Chesney is at the point in his career where he wants to get serious, and since the only life he seems to know takes place in bars out on the Keys, he gets serious about that. The result is an over-six-minute elegy to getting drunk packed with elements of Jimmy Buffett, Bob Seger, Bruce Springsteen, and anyone else who’s waxed poetic over the simple lives of the working class. Chesney’s craftsmanship is as sharp as ever, but his almost total lack of personality makes this nothing more than an impressive piece of empty pathos. He has all the technical elements down, and he knows how to put the pieces together, but he has no idea how to infuse the results with emotion or meaning. In the end the song is as empty as a coconut husk.
Emblem 3—“Chloe (You’re the One I Want)”
Singers who can’t sing shouting songs by writers who can’t write over blaring arrangements that pummel your ears to get your attention and then deliver nothing of interest. Or: how to kill your musical career before it even starts. As if finishing fourth on X Factor wasn’t enough.

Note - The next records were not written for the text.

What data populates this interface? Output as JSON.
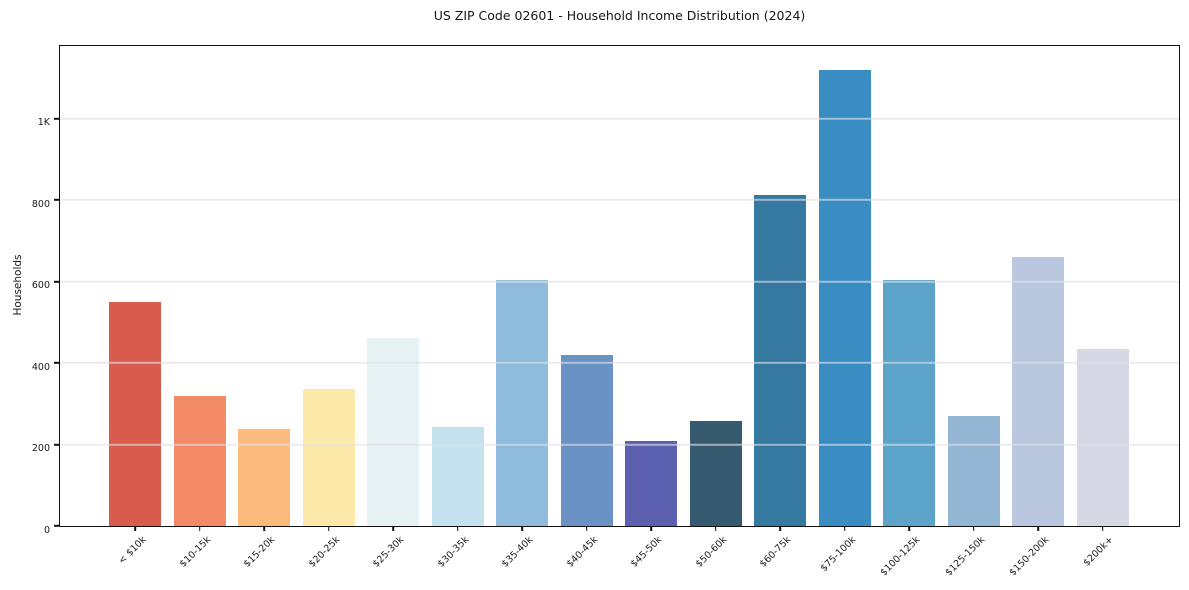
{
  "title": "US ZIP Code 02601 - Household Income Distribution (2024)",
  "colors": {
    "background": "#ffffff",
    "spine": "#111111",
    "grid": "#e9e9ec",
    "grid_overlay_rgba": "rgba(225,225,230,0.62)",
    "text": "#1a1a1a"
  },
  "chart_data": {
    "type": "bar",
    "title": "US ZIP Code 02601 - Household Income Distribution (2024)",
    "xlabel": "",
    "ylabel": "Households",
    "legend": "none",
    "grid": "horizontal",
    "ylim": [
      0,
      1178
    ],
    "categories": [
      "< $10k",
      "$10-15k",
      "$15-20k",
      "$20-25k",
      "$25-30k",
      "$30-35k",
      "$35-40k",
      "$40-45k",
      "$45-50k",
      "$50-60k",
      "$60-75k",
      "$75-100k",
      "$100-125k",
      "$125-150k",
      "$150-200k",
      "$200k+"
    ],
    "values": [
      550,
      320,
      238,
      336,
      462,
      243,
      604,
      419,
      209,
      257,
      812,
      1120,
      604,
      271,
      661,
      434
    ],
    "bar_colors": [
      "#d85b4e",
      "#f28a66",
      "#fcbb7d",
      "#fde9a9",
      "#e7f2f5",
      "#c3e2ee",
      "#8fbcdc",
      "#6b92c5",
      "#5b61ae",
      "#365b70",
      "#3578a0",
      "#3a8dc3",
      "#5ba3c8",
      "#93b6d5",
      "#b9c7df",
      "#d7d8e5"
    ],
    "yticks": [
      {
        "value": 0,
        "label": "0"
      },
      {
        "value": 200,
        "label": "200"
      },
      {
        "value": 400,
        "label": "400"
      },
      {
        "value": 600,
        "label": "600"
      },
      {
        "value": 800,
        "label": "800"
      },
      {
        "value": 1000,
        "label": "1K"
      }
    ]
  }
}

Tim McGraw—“Southern Girl”
I may have said this before but I’ll say it again: Tim McGraw is the most overrated country singer of the last twenty years. His voice is fine, and he’s willing to experiment stylistically, but his material is almost always mediocre and his insistence on cranking the macho up to 11 drowns out whatever good points he may have. “Southern Girls” is exactly what you’d expect: clichéd, over-arranged, condescending and pandering at the same time. Won’t he ever go away?